Открытое голосование привело к принятию резолюции: просить командование ограничиться административными мерами, а от лица парторганизации – выразить порицание.

Решение закрытого партийного собрания не удовлетворило начальство, и вечером было созвано широкое партийно-комсомольское собрание. Решение, однако, осталось таким же. Наши переживания, связанные с этим, были очень сложны. Курсанты мечтали о выходе из тупика – о свободе. Дисциплинарное взыскание с оставлением в школе означало конец надеждам на освобождение. К тому же партийное взыскание, хотя бы в такой малой дозе, как порицание, все же портило «личное дело» партийца. Исключение же из партии с отдачей под суд обещало концентрационный лагерь. Поэтому пришлось голосовать за наименьшее зло – остаться в школе все-таки лучше, чем переселиться в концлагерь.
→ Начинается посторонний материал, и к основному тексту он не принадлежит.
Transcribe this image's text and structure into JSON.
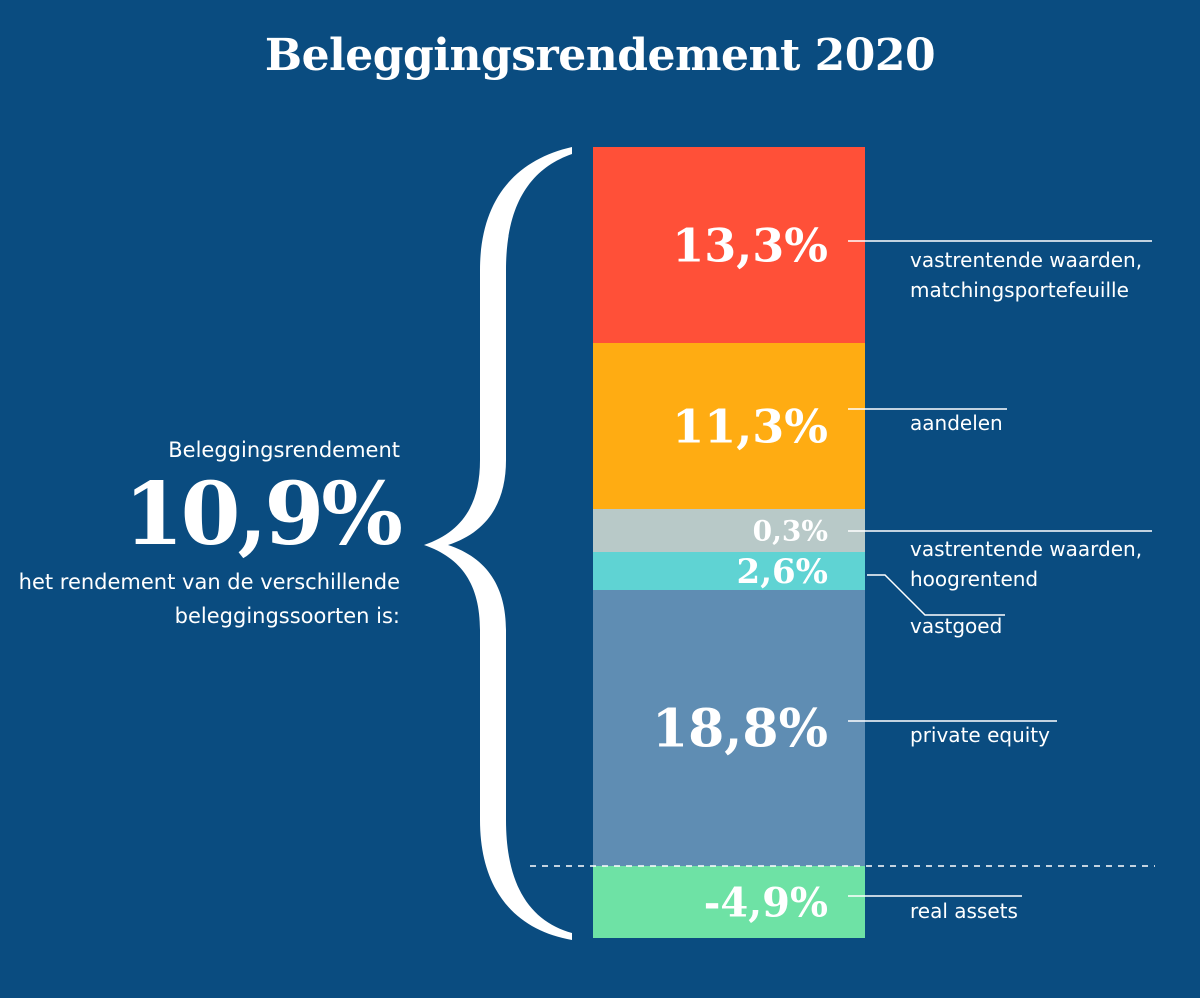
{
  "title": "Beleggingsrendement 2020",
  "summary": {
    "label": "Beleggingsrendement",
    "value": "10,9%",
    "description_line1": "het rendement van de verschillende",
    "description_line2": "beleggingssoorten is:"
  },
  "colors": {
    "background": "#0a4c80",
    "vastrentende_matching": "#ff5038",
    "aandelen": "#ffac12",
    "vastrentende_hoogrentend": "#b8c9c8",
    "vastgoed": "#5fd3d3",
    "private_equity": "#5f8db3",
    "real_assets": "#6ee2a5"
  },
  "chart_data": {
    "type": "bar",
    "title": "Beleggingsrendement 2020",
    "series": [
      {
        "name": "vastrentende waarden, matchingsportefeuille",
        "value": 13.3,
        "label": "13,3%",
        "label_lines": [
          "vastrentende waarden,",
          "matchingsportefeuille"
        ],
        "color": "#ff5038"
      },
      {
        "name": "aandelen",
        "value": 11.3,
        "label": "11,3%",
        "label_lines": [
          "aandelen"
        ],
        "color": "#ffac12"
      },
      {
        "name": "vastrentende waarden, hoogrentend",
        "value": 0.3,
        "label": "0,3%",
        "label_lines": [
          "vastrentende waarden,",
          "hoogrentend"
        ],
        "color": "#b8c9c8"
      },
      {
        "name": "vastgoed",
        "value": 2.6,
        "label": "2,6%",
        "label_lines": [
          "vastgoed"
        ],
        "color": "#5fd3d3"
      },
      {
        "name": "private equity",
        "value": 18.8,
        "label": "18,8%",
        "label_lines": [
          "private equity"
        ],
        "color": "#5f8db3"
      },
      {
        "name": "real assets",
        "value": -4.9,
        "label": "-4,9%",
        "label_lines": [
          "real assets"
        ],
        "color": "#6ee2a5"
      }
    ]
  }
}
Наконец начались и учебные занятия. Помимо общеобразовательных предметов (в объеме средней школы), стали преподавать уголовно-процессуальное право. Каждую субботу приезжали лекторы из харьковского военного округа, чтобы освещать международную политическую обстановку. На этих лекциях присутствовали и командиры. Раз в месяц читали лекции кто-нибудь из представителей управления НКВД – о работе иностранных разведок. Лекции были прививкой ненависти к «капиталистическому окружению» и – всегда и неизменно – к внутренним «врагам народа». С другой стороны, всячески внушалась мысль о мировой солидарности пролетариев. Многократно обещалось, что вот-вот переберется в СССР товарищ Тельман, что вот-вот начнется «сталинский поход» на капиталистов всего земного шара.

Политчасть школы также нажала на все педали. Появилось множество стенных газет – общеклассных, взводных, даже покомнатных. Все стенгазеты призывали к соцсоревнованию, не дремала и спецчасть – она накапливала особые анкеты, развернула агентурную сеть так, что уже трудно было разгадать, кто сексот, а кто нет. Стало известно, что фиксируются все разговоры и обмолвки.

Смутьянам нашим было объявлено, что наказание будет забыто, если они проявят безукоризненную дисциплинированность и добьются успеваемости не ниже четырех баллов в среднем.

Десять из двенадцати взяли рапорты назад, но двое упорствовали, выдвигая целый ворох всяких причин, якобы уже веских, настолько веских, что школа должна отпустить их на волю подобру-поздорову. Эти упрямцы (или – герои) готовы были обратиться в управление НКВД и даже к самому народному комиссару. О них еще придется упомянуть.

В первом квартале 1938 года на практику нас не выводили. Думать нам не давали, заняв все наше время кружками разного рода: хоровой, музыкальный, спортивный и т. п.

Курсанты, как говорится, поднажали. Волей или неволей, но поднажали, и средний балл – пятерка – был достигнут многими, в том числе и мной. Стенгазеты и школьный бюллетень «Чекист» ликовали.

Наш кратковременный протест лучше всего характеризуется сравнением с самым нудным приемом строевого обучения: бег на месте. Потоптались, потоптались, да и снова стали в строй, застыв, как истуканы: не дыши и слушай команду.